Créée en 2018 à l’Opéra national de Lorraine, à Nancy, et couronnée alors par le Prix Claude Rostand du meilleur spectacle lyrique en régions du Syndicat de de la Critique, reprise au printemps 2021 à Montpellier, la production de Werther réglée par Bruno Ravella affirme une épure d’une évocation historique. Dessinée par Leslie Travers, la scénographie d’antichambre tapissée de décors pastoraux aux teintes de gravures ou d’eaux-fortes délavées par le temps résume, comme les costumes, avec une certaine fidélité poétique sans trop s’appesantir sur les détails, l’époque du Sturm und Drang du roman de Goethe, tout en suggérant efficacement la constante tension sous-jacente du drame, jusqu’au dénuement onirique du dernier acte, sous les flocons, le tout sous les lumières évocatrices de Malcolm Rippeth.
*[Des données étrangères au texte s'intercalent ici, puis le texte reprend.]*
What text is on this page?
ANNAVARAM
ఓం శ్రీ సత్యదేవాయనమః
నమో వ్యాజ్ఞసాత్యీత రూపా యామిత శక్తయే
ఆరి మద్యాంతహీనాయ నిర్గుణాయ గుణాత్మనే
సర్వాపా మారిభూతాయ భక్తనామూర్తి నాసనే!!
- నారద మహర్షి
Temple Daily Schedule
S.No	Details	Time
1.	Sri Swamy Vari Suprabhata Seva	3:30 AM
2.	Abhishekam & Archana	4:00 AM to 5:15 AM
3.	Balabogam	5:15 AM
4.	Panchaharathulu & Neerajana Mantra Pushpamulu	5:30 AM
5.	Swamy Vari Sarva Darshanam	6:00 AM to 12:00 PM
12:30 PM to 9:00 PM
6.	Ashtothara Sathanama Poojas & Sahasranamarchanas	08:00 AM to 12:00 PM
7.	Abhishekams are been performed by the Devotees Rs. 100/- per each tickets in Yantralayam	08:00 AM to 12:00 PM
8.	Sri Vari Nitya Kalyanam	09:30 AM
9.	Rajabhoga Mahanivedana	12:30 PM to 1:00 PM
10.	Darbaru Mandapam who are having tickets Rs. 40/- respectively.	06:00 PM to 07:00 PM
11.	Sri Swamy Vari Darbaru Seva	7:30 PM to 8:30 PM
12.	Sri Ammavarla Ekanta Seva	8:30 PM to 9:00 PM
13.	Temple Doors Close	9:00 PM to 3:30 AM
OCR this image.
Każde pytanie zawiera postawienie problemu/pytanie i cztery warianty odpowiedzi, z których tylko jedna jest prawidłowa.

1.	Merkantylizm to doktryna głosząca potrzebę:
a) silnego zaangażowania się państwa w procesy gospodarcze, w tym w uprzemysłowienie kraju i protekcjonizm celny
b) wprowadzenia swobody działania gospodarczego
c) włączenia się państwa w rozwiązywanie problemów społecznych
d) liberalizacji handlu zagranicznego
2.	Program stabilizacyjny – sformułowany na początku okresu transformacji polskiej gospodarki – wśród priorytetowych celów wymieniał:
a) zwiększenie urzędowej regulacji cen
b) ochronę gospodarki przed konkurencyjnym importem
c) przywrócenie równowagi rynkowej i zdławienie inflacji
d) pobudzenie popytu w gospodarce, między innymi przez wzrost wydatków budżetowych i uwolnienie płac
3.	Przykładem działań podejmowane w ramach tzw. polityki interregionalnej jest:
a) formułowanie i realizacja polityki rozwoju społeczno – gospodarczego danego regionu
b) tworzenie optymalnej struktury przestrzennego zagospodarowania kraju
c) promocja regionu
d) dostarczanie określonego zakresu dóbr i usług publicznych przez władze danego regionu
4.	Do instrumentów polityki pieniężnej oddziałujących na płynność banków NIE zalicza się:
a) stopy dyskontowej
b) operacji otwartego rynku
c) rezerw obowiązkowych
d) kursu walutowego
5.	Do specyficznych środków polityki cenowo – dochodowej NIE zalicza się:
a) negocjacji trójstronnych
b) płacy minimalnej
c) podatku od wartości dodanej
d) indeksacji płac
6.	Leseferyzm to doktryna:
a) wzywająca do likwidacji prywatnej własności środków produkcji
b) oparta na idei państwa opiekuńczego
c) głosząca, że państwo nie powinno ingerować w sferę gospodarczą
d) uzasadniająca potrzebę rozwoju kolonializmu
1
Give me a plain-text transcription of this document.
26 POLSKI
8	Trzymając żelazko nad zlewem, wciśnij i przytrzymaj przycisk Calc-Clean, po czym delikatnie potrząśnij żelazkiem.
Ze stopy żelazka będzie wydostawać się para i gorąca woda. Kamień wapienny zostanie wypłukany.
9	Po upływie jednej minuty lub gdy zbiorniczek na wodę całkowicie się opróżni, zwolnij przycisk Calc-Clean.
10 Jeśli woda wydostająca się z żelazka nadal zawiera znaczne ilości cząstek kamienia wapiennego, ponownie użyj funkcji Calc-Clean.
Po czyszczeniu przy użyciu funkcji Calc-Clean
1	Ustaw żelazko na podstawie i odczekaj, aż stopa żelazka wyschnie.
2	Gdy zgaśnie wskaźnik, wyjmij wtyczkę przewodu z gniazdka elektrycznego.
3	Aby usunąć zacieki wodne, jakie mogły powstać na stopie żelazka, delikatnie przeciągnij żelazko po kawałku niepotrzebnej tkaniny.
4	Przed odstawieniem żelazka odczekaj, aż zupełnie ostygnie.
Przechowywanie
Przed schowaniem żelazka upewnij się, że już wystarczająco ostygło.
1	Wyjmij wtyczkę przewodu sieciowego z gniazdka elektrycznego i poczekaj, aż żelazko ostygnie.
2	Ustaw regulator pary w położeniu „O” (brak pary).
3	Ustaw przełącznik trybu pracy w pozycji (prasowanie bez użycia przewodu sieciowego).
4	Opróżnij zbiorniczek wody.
Répondant le plus souvent aux contraintes sanitaires, la direction d’acteurs participe de cette représentation d’un amour impossible.
Cette sobriété se fait un écrin idéal pour l’investissement des interprètes, en premier lieu la Charlotte d’Antoinette Dennefeld. La franchise d’une alchimie entre féminité et pudeur jusqu’au bout de la ligne vocale sert une incarnation d’une émouvante sincérité. La fraîcheur d’un timbre rond, au medium aéré, sait se voiler délicatement pour faire affleurer l’indicible, avec un calibrage naturel et instinctif de l’affect, sans intellectualisme. Si le Werther de Thomas Bettinger affiche la couleur dolente qui sied plus au personnage qu’à l’accomplissement de l’orthodoxie de la tessiture, c’est surtout dans les demi-teintes et les nuances mezza-voce de la reddition face au Destin que le lyrisme du ténor se révèle à son meilleur, dans une saisissante complexité de l’évolution psychologique. En Albert, Marc Scoffoni met en valeur l’autorité de la bienveillance et du bonheur, dans un métal non monolithique, que fragilisent les doutes et les évidences, avec une remarquable vérité où la justesse musicale rejoint le théâtre. Quant à Sophie, le quatrième élément de ce malheureux croisement des sentiments, elle respire avec le juvénile élan de Ludivine Gombert, non dénué de la touche de timidité qui convient pour le personnage.
Le reste du plateau complète harmonieusement le tableau de cette tragédie domestique. Marc Barrard se distingue dans la robustesse paternelle du Bailli, avec une pâte reconnaissable, peut-être légèrement moins dense que de coutume, mais non moins chantante. Marc Larcher compose un Schmidt alerte aux côtés du Johann un peu rustre de Jean-Marie Delpas. La Kätchen d’Emilie Bernou forme un couple complémentaire avec le Brühlman de Cédric Brignone, quand les interventions de la gouvernante reviennent à Maïté Estorez. Préparés par Samuel Coquard, les enfants de la Maîtrise des Bouches-du-Rhône s’égaient sur scène et en coulisses dans les strophes de Noël. Sous la belle baguette de Victorien Vanoosten, qui, lauréat du concours de l’Opéra de Marseille, avait été nommé chef assistant de Lawrence Foster en 2015, avant de seconder Daniel Barenboïm à Berlin depuis 2018, l’orchestre de la maison provençale magnifie la vigueur et les tendresses de la partition de Jules Massenet. Un nom de chef à retenir, qui avait déjà marqué les esprits dans une splendide Reine de Saba en octobre 2019.
Charlotte : Antoinette Dennefeld
Sophie : Ludivine Gombert
Kätchen : Emile Bernou
La gouvernante : Maïté Estorez
Werther : Thomas Bettinger
Albert : Marc Scoffoni
Le Bailli : Marc Barrard
Johann : Jean-Marie Delpas
Schmidt : Marc Larcher
Brühlman : Cédric Brigone
Orchestre de l’Opéra de Marseille, dir. Victorien Vanoosten
Maîtrise des Bouches-du-Rhône
Mise en scène : Bruno Ravella
Werther
Opéra en quatre actes de Jules Massenet, livret d’Édouard Blau, Paul Milliet et Georges Hartmann, d’après Goethe, créé à Vienne (en allemand) puis à Genève en 1892.
Opéra de Marseille, représentation du mardi 15 mars 2022.